While much of the railway remains slow to adopt new technology, this is changing, and fewer clients are seeking solutions for single problems.
Adam Collins adds: ‘There are pockets of innovation where rail is streets ahead of other industries. It is being forced to innovate to fix some of the challenges it has today – for instance, with the modernisation of signalling systems as part of a new UK government programme driving digital innovation in rail, the ‘Digital Railway’.’
Adam Stone says: ‘While there will always be elements of playing catch-up... the industry is getting wiser about quick wins that are a strategic fit.’
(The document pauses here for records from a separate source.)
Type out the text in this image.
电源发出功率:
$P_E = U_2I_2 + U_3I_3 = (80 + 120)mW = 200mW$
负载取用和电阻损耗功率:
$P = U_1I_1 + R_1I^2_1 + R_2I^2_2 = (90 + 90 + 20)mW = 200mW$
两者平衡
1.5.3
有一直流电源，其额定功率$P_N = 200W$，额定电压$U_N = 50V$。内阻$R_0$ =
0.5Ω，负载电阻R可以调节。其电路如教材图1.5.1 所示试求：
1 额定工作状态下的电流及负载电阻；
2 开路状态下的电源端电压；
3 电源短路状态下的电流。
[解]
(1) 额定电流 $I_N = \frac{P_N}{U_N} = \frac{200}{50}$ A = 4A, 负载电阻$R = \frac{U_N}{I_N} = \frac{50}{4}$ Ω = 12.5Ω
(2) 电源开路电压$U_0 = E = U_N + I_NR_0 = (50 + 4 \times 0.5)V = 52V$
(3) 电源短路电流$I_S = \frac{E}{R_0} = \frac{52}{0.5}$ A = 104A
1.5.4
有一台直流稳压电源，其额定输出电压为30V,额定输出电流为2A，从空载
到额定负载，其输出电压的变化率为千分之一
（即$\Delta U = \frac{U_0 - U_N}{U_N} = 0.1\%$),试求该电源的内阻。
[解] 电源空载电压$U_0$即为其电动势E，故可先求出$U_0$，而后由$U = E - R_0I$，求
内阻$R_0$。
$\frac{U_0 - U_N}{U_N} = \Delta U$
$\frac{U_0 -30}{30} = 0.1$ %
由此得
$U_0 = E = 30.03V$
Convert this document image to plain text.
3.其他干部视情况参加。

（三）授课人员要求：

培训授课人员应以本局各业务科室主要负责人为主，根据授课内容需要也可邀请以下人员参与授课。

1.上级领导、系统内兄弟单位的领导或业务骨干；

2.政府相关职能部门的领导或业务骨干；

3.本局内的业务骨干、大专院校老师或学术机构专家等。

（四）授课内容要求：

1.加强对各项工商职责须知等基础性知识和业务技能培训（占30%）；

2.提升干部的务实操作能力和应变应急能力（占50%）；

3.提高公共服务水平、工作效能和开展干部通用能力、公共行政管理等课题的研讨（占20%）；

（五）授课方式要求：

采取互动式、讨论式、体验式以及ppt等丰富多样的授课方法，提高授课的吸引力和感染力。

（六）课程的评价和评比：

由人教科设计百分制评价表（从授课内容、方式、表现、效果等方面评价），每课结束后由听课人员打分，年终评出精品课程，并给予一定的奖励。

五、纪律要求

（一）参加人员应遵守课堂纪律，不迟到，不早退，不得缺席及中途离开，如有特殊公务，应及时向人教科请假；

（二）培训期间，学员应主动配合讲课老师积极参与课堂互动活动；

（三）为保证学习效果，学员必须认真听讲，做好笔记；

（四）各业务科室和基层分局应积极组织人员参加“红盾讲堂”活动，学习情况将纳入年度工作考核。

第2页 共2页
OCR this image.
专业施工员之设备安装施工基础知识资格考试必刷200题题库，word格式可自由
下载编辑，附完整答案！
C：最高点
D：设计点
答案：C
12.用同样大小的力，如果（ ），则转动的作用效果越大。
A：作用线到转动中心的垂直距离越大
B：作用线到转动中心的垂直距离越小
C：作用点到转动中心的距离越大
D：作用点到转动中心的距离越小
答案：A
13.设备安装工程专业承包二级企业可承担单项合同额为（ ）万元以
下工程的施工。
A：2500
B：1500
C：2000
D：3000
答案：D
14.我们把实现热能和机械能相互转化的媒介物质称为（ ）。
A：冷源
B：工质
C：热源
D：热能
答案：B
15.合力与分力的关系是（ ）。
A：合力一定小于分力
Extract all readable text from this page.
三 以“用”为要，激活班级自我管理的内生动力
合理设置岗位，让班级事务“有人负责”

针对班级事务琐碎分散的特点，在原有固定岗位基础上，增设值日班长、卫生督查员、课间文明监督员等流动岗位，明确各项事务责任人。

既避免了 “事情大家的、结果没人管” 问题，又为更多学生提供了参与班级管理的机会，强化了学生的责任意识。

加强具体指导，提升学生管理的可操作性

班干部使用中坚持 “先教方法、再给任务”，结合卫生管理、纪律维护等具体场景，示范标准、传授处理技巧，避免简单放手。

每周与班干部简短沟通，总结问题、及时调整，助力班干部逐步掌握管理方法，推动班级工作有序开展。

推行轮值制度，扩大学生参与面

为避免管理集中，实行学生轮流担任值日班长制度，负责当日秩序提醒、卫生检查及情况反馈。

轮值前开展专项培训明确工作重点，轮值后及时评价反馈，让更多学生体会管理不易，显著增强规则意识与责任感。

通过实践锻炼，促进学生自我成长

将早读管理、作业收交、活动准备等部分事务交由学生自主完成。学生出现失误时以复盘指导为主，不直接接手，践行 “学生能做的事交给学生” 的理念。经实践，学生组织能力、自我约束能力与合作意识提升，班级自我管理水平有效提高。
As technology continues to support different ways of working, the team is developing a Connected Worker solution. This will mean harnessing the Internet of Things – where objects and machines are connected to each other via the internet – to promote visibility of the total operation, and to manage people better in safety critical environments.
So what does the digital future look like for rail? ‘The end goal has not been fully fleshed out by the industry,’ says Adam Collins, ‘but there are things we can do now to support our clients in transforming their operations – and deliver a better today with an eye on tomorrow.’
All about the apps
SNC-Lavalin’s customer apps include:
– a cloud-based system that receives energy-meter data from compliant smart meters on board electric trains, and brokers transmission of billing information between clients and Network Rail. It was a UK Rail Industry Awards (RIA) sustainability excellence finalist in 2014.
– a tablet-based app, featuring in-built GPS capabilities, that supports drivers and operations to monitor train performance and location against timetable, in real time. Winner of the RIA environmental and sustainability award 2015; highly commended in the RIA sustainability excellence
– a remote condition-monitoring service, providing relevant and near real-time information and trend analysis of railway assets’ health and performance.